Showing posts with label African folklore. Show all posts
Showing posts with label African folklore. Show all posts

Saturday, August 12, 2017

Solar Eclipse Myths

Anybody else getting excited for the solar eclipse coming on August 21? Over at timeanddate.com, they have not only a countdown  but a list of world folklore related to solar eclipses.
The Hindu deity Rahu, who causes eclipses

Here's an example:

The Pomo, an indigenous group of people who live in the northwestern United States, tell a story of a bear who started a fight with the Sun and took a bite out of it. In fact, the Pomo name for a solar eclipse is "Sun got bit by a bear". 

 After taking a bite of the Sun and resolving their conflict, the bear, as the story goes, went on to meet the Moon and take a bite out of the Moon as well, causing a lunar eclipse. This story may have been their way of explaining why a solar eclipse happens about around 2 weeks before or after a lunar eclipse.
Many folk beliefs involving eclipses foresee doom and destruction, but not all. Many attributed the phenomenon to mythical creatures stealing or eating the sun or moon.

That one shows a connection between science and folklore, and here's one that encourages peacemaking:

The Batammaliba, who live in Benin and Togo, used a solar eclipse as a teaching moment. According to their legends, an eclipse of the Sun meant that the Sun and the Moon were fighting and that the only way to stop them from hurting each other was for people on Earth to resolve all conflicts with each other.

Click through to read more legends as well as modern superstitions! This page on historical eclipses also has some interesting information on different beliefs/results from eclipses.

Monday, June 5, 2017

Myths and Legends Podcast

Normally, I prefer to read old fashioned, physical books over any other form of reading-including from a Kindle or listening to audiobooks. But now that a good chunk of each day (and night) is spent nursing my baby, hands-free listening is the way to go to pass the time! I had shared the Myths and Legends Podcast earlier and I've been listening to more episodes. Some ones that I particularly enjoyed:

Episode 56-Nepali Folklore: Hope You Guess My Name-From the title I thought this might be a sort of Rumpelstiltskin tale, but it's a sort of Cinderella story, only with a completely different ending. There's no Prince Charming, and after the main character thinks she has escaped her horrible life, she ends up returning home and confronting her problems rather than marrying and magically erasing past issues! A great alternative to the traditional Cinderella tales to tell to modern audiences

Episodes 5A and 5B: Two fascinating stories about Koschei from Russian folklore. He's a fascinating villain I was eager to learn more about. The first tale has a gender reversed Bluebeard element to it, but with a very different result! Also an opening scene in which bird magicians fly in through a window and ask for brides, which made me wonder if David Bowie's entrace as the Goblin King in Labyrinth was a nod to this story?

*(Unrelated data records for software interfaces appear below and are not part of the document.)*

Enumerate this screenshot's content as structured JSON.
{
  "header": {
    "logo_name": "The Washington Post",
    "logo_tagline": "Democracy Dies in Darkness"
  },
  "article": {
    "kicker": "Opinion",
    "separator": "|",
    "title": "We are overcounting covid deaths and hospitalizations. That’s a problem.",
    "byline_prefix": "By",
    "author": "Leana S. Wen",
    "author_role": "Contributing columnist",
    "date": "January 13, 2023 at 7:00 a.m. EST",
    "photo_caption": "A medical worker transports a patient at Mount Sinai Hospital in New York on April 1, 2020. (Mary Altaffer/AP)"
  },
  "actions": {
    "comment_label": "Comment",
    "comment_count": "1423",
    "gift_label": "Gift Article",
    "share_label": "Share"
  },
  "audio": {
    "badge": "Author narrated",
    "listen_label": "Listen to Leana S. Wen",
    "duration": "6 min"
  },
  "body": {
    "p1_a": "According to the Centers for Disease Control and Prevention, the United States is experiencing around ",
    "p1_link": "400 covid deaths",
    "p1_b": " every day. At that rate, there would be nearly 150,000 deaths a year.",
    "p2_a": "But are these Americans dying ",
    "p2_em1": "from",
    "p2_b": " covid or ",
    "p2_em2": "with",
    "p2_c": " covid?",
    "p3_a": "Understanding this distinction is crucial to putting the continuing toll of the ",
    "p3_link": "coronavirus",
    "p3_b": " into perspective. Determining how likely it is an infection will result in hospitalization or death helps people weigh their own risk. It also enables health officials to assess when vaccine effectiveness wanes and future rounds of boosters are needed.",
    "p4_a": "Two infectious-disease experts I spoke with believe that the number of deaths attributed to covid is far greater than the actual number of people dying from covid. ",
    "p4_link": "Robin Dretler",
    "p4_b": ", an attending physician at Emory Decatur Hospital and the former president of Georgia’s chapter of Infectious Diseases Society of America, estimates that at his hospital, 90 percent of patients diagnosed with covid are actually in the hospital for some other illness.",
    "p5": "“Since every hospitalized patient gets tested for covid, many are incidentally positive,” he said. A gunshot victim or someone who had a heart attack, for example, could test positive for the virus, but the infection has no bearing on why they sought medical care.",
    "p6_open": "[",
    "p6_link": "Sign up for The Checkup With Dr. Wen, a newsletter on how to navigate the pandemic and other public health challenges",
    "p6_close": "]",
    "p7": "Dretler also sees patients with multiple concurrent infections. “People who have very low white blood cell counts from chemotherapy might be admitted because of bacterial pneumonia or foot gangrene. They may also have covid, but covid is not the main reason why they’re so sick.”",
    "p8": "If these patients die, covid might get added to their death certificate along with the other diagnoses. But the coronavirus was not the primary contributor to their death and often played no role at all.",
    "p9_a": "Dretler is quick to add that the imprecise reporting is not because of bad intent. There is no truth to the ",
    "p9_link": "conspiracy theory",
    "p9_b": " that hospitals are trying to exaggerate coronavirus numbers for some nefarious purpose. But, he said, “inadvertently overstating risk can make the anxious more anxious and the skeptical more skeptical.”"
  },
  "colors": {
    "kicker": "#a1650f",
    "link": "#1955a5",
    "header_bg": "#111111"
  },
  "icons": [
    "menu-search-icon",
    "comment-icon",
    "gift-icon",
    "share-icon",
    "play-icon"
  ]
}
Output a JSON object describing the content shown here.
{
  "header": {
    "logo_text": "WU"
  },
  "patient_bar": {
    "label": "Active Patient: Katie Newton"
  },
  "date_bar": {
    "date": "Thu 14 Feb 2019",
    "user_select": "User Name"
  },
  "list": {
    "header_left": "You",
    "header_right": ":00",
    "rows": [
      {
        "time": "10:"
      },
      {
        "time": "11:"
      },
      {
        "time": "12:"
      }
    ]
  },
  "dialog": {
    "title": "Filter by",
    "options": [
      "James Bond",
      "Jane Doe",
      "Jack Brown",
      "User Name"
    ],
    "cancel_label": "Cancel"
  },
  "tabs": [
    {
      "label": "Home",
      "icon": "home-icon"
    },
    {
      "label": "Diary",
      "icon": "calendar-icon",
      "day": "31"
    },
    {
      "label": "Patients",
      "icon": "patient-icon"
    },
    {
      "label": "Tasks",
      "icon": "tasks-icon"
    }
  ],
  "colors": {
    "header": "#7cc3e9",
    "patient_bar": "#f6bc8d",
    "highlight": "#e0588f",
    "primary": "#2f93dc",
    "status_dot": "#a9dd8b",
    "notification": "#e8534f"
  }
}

In the second tale, Jason, the narrator, expands a little on Koschei's character and motivations. In fact, the way he tells it, I not only felt sorry for him, but realized Koschei has an uncomfortable resemblance to Disney's Beast...in fact, he's less abusive than Disney's Beast...

Episode 32-Tricksters: Wager-I'm sadly ignorant of trickster tales; they tend not to be as common among people who rewrite or analyze fairy tales. The tales can have troubling moral implications but are highly entertaining if you don't take them too seriously. There are several shorter tales in this episode from around the world, including a version of a Tortoise and the Hare race, in which the Native American Coyote races a turtle; there is also a story about Anansi the Spider, and Loki and Thor.

Wednesday, November 10, 2010

The Lost Spear-an "African" fairy tale

This fairy tale comes from South Africa. In this post I referenced the issues of African fairy tales being influenced by Westerners, and I think that influence is very clear through this tale.

It starts with a typical Western motif: a challenge set to a group of men to win the beautiful princess. The princess goes for the underdog, the poor herdsman Zandilli. Now, the concept of the underdog rising victorious is pretty universal. But after Zandilli fairly wins the first challenge, the princess' father sets another challenge, since he doesn't want his daughter to marry a herdsman. This is a spear throwing contest, and the father gives Zandilli a faulty spear. He outthrows his opponents, but is told he cannot marry the princess until he returns with the spear.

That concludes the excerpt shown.